CloudGuard AppSec can be deployed as an add-on to NGINX, providing protection to any application or API served by the NGINX Reverse Proxy. This configuration gives administrators the flexibility to manage all aspects of NGINX on their own. The use of this open technology and the open source code provided by Check Point facilitates its integration and customization.

In addition, CloudGuard AppSec integrates seamlessly into Kubernetes environments, protecting vulnerable applications and APIs running in these environments. It integrates with the most popular NGINX ingress controller, and acts as a secure HTTP/S load balancer for one or more services within Kubernetes clusters.

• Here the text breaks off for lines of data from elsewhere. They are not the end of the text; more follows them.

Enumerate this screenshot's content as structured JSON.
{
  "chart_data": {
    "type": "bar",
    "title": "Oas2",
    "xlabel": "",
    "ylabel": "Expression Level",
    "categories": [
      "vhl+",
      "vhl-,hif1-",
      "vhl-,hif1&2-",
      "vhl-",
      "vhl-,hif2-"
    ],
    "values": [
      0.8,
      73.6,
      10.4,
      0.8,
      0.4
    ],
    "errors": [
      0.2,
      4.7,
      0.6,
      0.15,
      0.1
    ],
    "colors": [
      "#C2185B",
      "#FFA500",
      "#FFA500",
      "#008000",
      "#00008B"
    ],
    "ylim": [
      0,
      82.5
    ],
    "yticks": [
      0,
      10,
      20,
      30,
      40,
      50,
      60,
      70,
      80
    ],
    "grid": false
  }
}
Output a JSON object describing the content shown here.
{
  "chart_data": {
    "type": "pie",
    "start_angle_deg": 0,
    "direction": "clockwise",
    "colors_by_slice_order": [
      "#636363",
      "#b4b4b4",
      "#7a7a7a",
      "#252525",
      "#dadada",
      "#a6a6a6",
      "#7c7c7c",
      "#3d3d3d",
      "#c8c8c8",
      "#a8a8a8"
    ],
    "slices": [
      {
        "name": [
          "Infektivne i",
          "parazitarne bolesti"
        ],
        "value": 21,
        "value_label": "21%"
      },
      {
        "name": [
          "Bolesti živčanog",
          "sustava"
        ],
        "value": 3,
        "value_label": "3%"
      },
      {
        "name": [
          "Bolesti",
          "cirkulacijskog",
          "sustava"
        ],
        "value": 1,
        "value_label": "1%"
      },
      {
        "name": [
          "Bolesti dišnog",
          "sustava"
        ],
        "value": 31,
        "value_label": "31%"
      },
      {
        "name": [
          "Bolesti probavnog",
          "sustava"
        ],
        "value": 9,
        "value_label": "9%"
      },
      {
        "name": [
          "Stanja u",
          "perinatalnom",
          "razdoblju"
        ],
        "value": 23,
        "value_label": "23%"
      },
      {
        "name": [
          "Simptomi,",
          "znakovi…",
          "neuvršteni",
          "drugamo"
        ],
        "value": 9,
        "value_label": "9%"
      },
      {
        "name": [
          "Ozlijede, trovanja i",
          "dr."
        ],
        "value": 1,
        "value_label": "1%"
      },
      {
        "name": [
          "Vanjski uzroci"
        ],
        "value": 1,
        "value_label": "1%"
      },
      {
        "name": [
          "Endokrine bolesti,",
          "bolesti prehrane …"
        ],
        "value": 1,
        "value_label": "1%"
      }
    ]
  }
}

Check Point's CloudGuard AppSec uses advanced machine learning techniques to provide robust threat protection for web applications and APIs. The solution implements two machine learning models:

  1. Supervised model: This model is trained offline with millions of requests, both malicious and benign. This allows the system to learn from a wide variety of traffic patterns and attack behaviors.

  2. Unmonitored model: This model is built in real time in the protected environment, using environment-specific traffic patterns to adapt and respond to emerging threats more effectively.

In addition, CloudGuard AppSec employs a patented, patent-pending contextual AI engine. This engine learns how an application is typically used, profiles the user and application content, and scores each request accordingly. This approach helps to identify and mitigate threats more precisely, tailored to the specific use of the application.

CloudGuard AppSec also uses Contextual Learning to detect and prevent attacks. This approach is based on a three-phase model for attack detection and prevention:

  • Phase 1: Payload Decoding - This phase involves a thorough understanding of the underlying application protocols that are constantly evolving, which is crucial for effective machine learning.

When inspecting HTTP requests, the CloudGuard AppSec Contextual Learning model achieves different levels of learning. Each level represents the maturity of the learning model and helps you understand what you need to reach the next level. It also indicates when it is time to switch from learning/detection mode to prevention mode.

The solution also includes an application firewall based on contextual learning, which is capable of preventing the top 10 OWASP web application security risks and advanced attacks. This patented engine protects against advanced and zero-day web attacks by running a three-stage analysis of HTTP web requests and delivering an accurate verdict.

In short, Check Point's CloudGuard AppSec innovatively integrates machine learning and contextual AI into its security architecture, offering an adaptive and advanced approach to protect web applications and APIs from a variety of cyber threats and attacks.